2. What happens when a readiness probe fails?

Show answer The pod is removed from Service endpoints so it stops receiving traffic, but it is NOT restarted. Traffic is routed to other healthy pods.

3. What are the four probe mechanisms Kubernetes supports?

Show answer httpGet (HTTP GET returning 2xx/3xx), tcpSocket (TCP port is open), exec (command exits 0), and grpc (gRPC health check, Kubernetes 1.24+).

4. What is the purpose of a startup probe?

Show answer It tells Kubernetes the container is still booting. While the startup probe is running, liveness and readiness probes are disabled. Once it succeeds, it never runs again and the other probes take over.

🟡 Medium (4)

1. Why is checking database connectivity in a liveness probe dangerous?

Show answer If the database goes down, all pods fail liveness simultaneously, Kubernetes restarts them all, they thundering-herd the database on reconnection, and the cycle repeats — a cascading restart storm.

2. What does failureThreshold control, and how does it interact with periodSeconds?

Show answer failureThreshold is the number of consecutive probe failures before Kubernetes takes action. Combined with periodSeconds, it sets the detection window: e.g., failureThreshold=3 and periodSeconds=10 means 30 seconds of failures before restart or endpoint removal.

3. How do readiness probes interact with rolling deployments?

Show answer New pods must pass their readiness probe before receiving traffic and before old pods are terminated. If new pods never become ready (e.g., broken config), the rollout stalls and old pods continue serving — preventing a bad deploy from causing downtime.

4. Before startup probes existed, how did operators handle slow-starting containers, and why was that approach fragile?

Show answer They set a large initialDelaySeconds on the liveness probe. This was fragile because if the app started faster, detection of a truly dead container was delayed; if it started slower, the liveness probe would kill it during boot.

🔴 Hard (4)

1. How should liveness and readiness probe endpoints differ in what they check, and why?

Show answer Liveness should only verify the process is alive and responsive (no dependency checks) — it answers "should I restart?" Readiness should check dependencies, cache warmth, and load — it answers "can I serve traffic?" Using the same endpoint for both causes dependency failures to trigger unnecessary restarts.
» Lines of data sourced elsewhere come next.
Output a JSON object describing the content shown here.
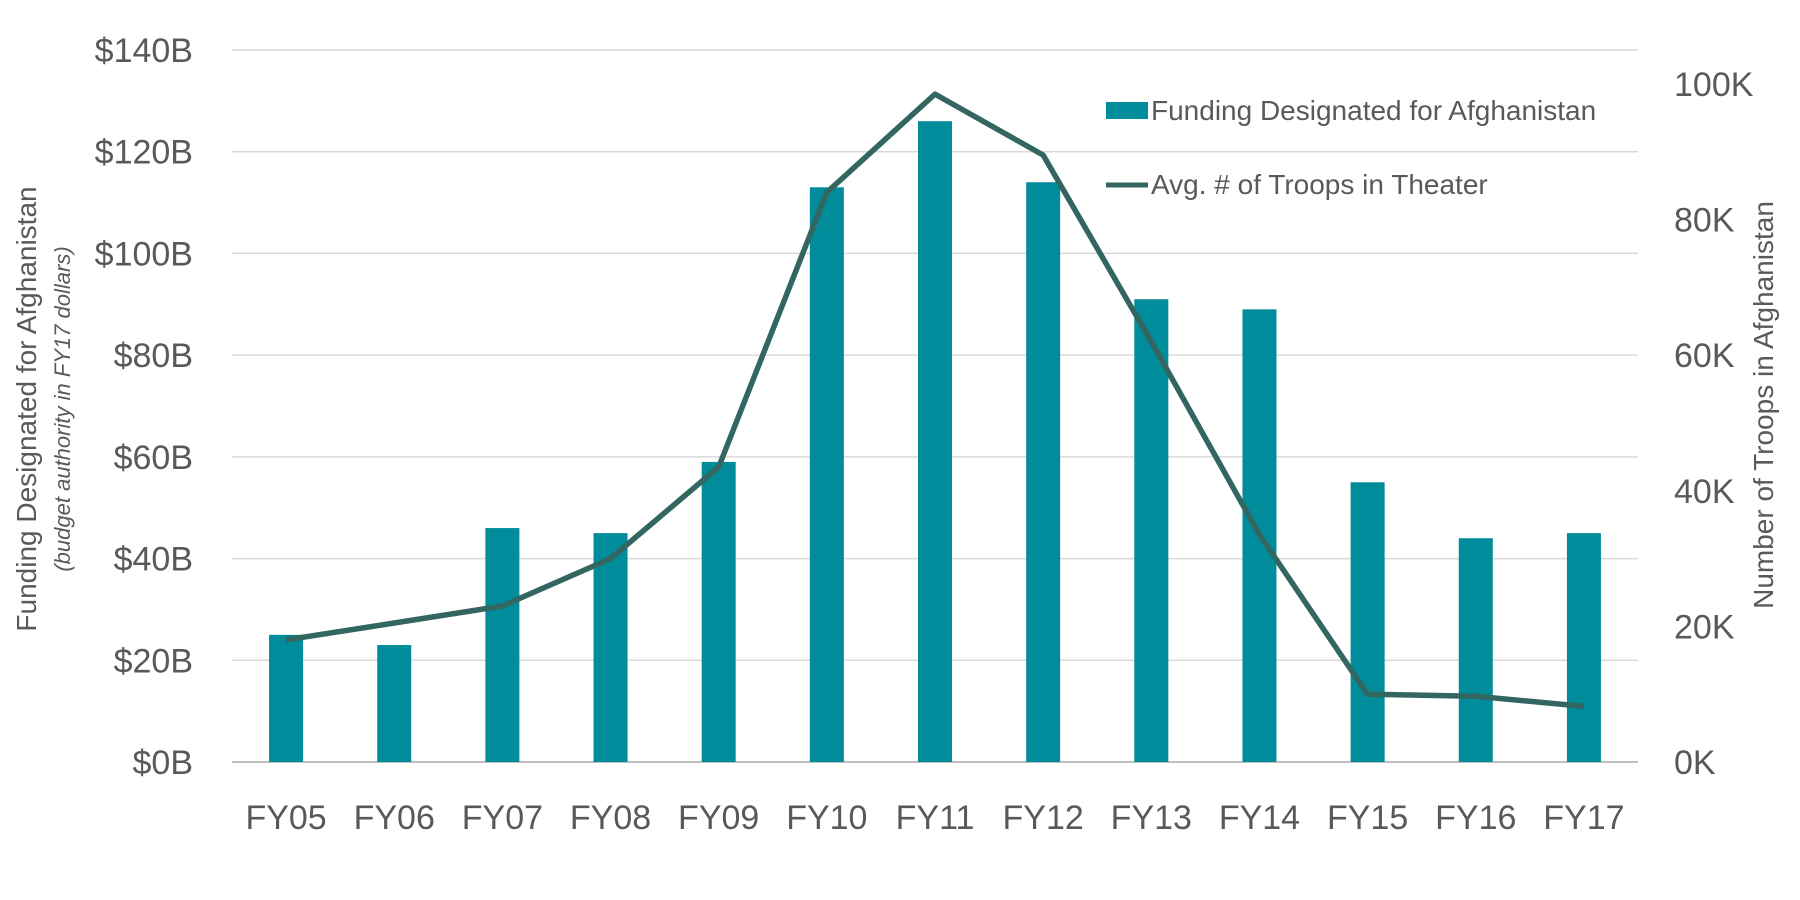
{
  "chart_data": {
    "type": "bar",
    "categories": [
      "FY05",
      "FY06",
      "FY07",
      "FY08",
      "FY09",
      "FY10",
      "FY11",
      "FY12",
      "FY13",
      "FY14",
      "FY15",
      "FY16",
      "FY17"
    ],
    "series": [
      {
        "name": "Funding Designated for Afghanistan",
        "type": "bar",
        "axis": "left",
        "color": "#008C9A",
        "values": [
          25,
          23,
          46,
          45,
          59,
          113,
          126,
          114,
          91,
          89,
          55,
          44,
          45
        ]
      },
      {
        "name": "Avg. # of Troops in Theater",
        "type": "line",
        "axis": "right",
        "color": "#336660",
        "values": [
          18,
          20.5,
          23,
          30,
          43.5,
          84,
          98.5,
          89.5,
          62,
          33.5,
          10,
          9.7,
          8.2
        ]
      }
    ],
    "y_left": {
      "label": "Funding Designated for Afghanistan",
      "sublabel": "(budget authority in FY17 dollars)",
      "ylim": [
        0,
        140
      ],
      "ticks": [
        0,
        20,
        40,
        60,
        80,
        100,
        120,
        140
      ],
      "tick_labels": [
        "$0B",
        "$20B",
        "$40B",
        "$60B",
        "$80B",
        "$100B",
        "$120B",
        "$140B"
      ]
    },
    "y_right": {
      "label": "Number of Troops in Afghanistan",
      "ylim": [
        0,
        105
      ],
      "ticks": [
        0,
        20,
        40,
        60,
        80,
        100
      ],
      "tick_labels": [
        "0K",
        "20K",
        "40K",
        "60K",
        "80K",
        "100K"
      ]
    },
    "grid": true,
    "legend_position": "top-right"
  }
}
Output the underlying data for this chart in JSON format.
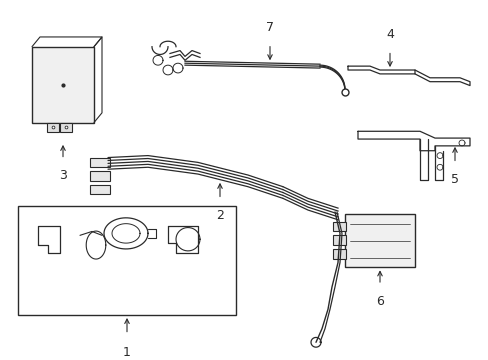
{
  "background_color": "#ffffff",
  "line_color": "#2a2a2a",
  "figsize": [
    4.89,
    3.6
  ],
  "dpi": 100,
  "label_fontsize": 9
}
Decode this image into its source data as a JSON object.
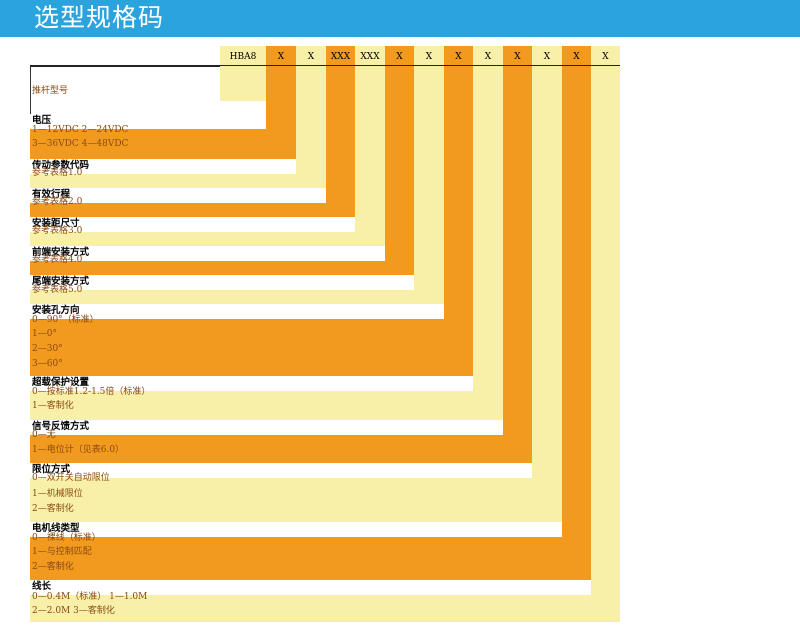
{
  "header": {
    "title": "选型规格码"
  },
  "code_row": [
    "HBA8",
    "X",
    "X",
    "XXX",
    "XXX",
    "X",
    "X",
    "X",
    "X",
    "X",
    "X",
    "X",
    "X"
  ],
  "row_label": "推杆型号",
  "sections": [
    {
      "title": "电压",
      "lines": [
        "1—12VDC      2—24VDC",
        "3—36VDC      4—48VDC"
      ]
    },
    {
      "title": "传动参数代码",
      "lines": [
        "参考表格1.0"
      ]
    },
    {
      "title": "有效行程",
      "lines": [
        "参考表格2.0"
      ]
    },
    {
      "title": "安装距尺寸",
      "lines": [
        "参考表格3.0"
      ]
    },
    {
      "title": "前端安装方式",
      "lines": [
        "参考表格4.0"
      ]
    },
    {
      "title": "尾端安装方式",
      "lines": [
        "参考表格5.0"
      ]
    },
    {
      "title": "安装孔方向",
      "lines": [
        "0—90°（标准）",
        "1—0°",
        "2—30°",
        "3—60°"
      ]
    },
    {
      "title": "超载保护设置",
      "lines": [
        "0—按标准1.2-1.5倍（标准）",
        "1—客制化"
      ]
    },
    {
      "title": "信号反馈方式",
      "lines": [
        "0—无",
        "1—电位计（见表6.0）"
      ]
    },
    {
      "title": "限位方式",
      "lines": [
        "0—双开关自动限位",
        "1—机械限位",
        "2—客制化"
      ]
    },
    {
      "title": "电机线类型",
      "lines": [
        "0—裸线（标准）",
        "1—与控制匹配",
        "2—客制化"
      ]
    },
    {
      "title": "线长",
      "lines": [
        "0—0.4M（标准）        1—1.0M",
        "2—2.0M              3—客制化"
      ]
    }
  ],
  "colors": {
    "orange": "#f29a1e",
    "cream": "#f8f0a8",
    "header_blue": "#2ba3dc",
    "text_dark": "#8a4a10"
  }
}
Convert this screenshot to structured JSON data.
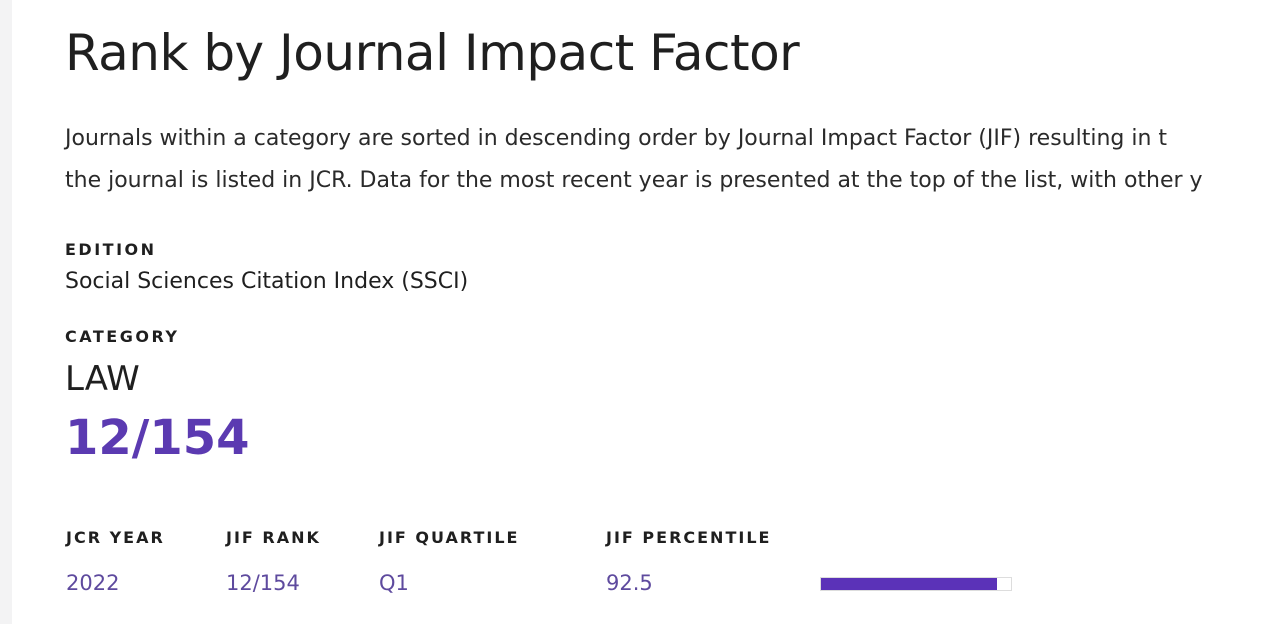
{
  "title": "Rank by Journal Impact Factor",
  "description": [
    "Journals within a category are sorted in descending order by Journal Impact Factor (JIF) resulting in t",
    "the journal is listed in JCR. Data for the most recent year is presented at the top of the list, with other y"
  ],
  "edition": {
    "label": "EDITION",
    "value": "Social Sciences Citation Index (SSCI)"
  },
  "category": {
    "label": "CATEGORY",
    "value": "LAW",
    "rank": "12/154"
  },
  "table": {
    "headers": [
      "JCR YEAR",
      "JIF RANK",
      "JIF QUARTILE",
      "JIF PERCENTILE"
    ],
    "rows": [
      {
        "year": "2022",
        "rank": "12/154",
        "quartile": "Q1",
        "percentile": "92.5",
        "percentile_bar_percent": 92.5
      }
    ]
  },
  "colors": {
    "accent": "#5b3ab1",
    "bar_fill": "#5b32b8"
  }
}
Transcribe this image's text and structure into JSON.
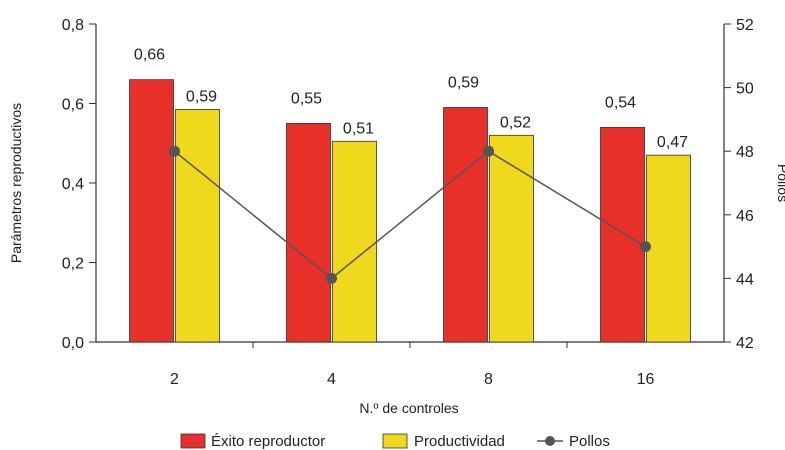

2. A pod shows RESTARTS=5 and readiness probe failures in kubectl describe. Walk through how you would debug this.

Show answer 1) kubectl describe pod to read probe failure events and identify which probe is failing. 2) Check lastState for exit codes (e.g., 137=OOMKilled). 3) kubectl exec into the pod and curl the probe endpoint manually to see the actual response. 4) kubectl logs --previous to read logs from the crashed container. 5) Verify probe port matches the container port and the endpoint returns the expected status code.

3. Why can JVM garbage collection cause liveness probe failures, and how do you mitigate it?

Show answer Full GC pauses can stop the JVM for several seconds. If timeoutSeconds is set too low (e.g., 1s) and a GC pause exceeds that, the probe times out and counts as a failure. Mitigation: increase timeoutSeconds to exceed worst-case GC pause duration, use a startup probe for slow JVM boot, and tune GC to reduce pause times.

4. What is the constraint on successThreshold for liveness and startup probes, and why does it matter for readiness?

Show answer For liveness and startup probes, successThreshold must be 1 (Kubernetes ignores other values). Only readiness probes can require multiple consecutive successes before the pod is added back to endpoints. This matters because you may want a readiness probe to confirm stability (e.g., successThreshold=2) before resuming traffic after a transient failure.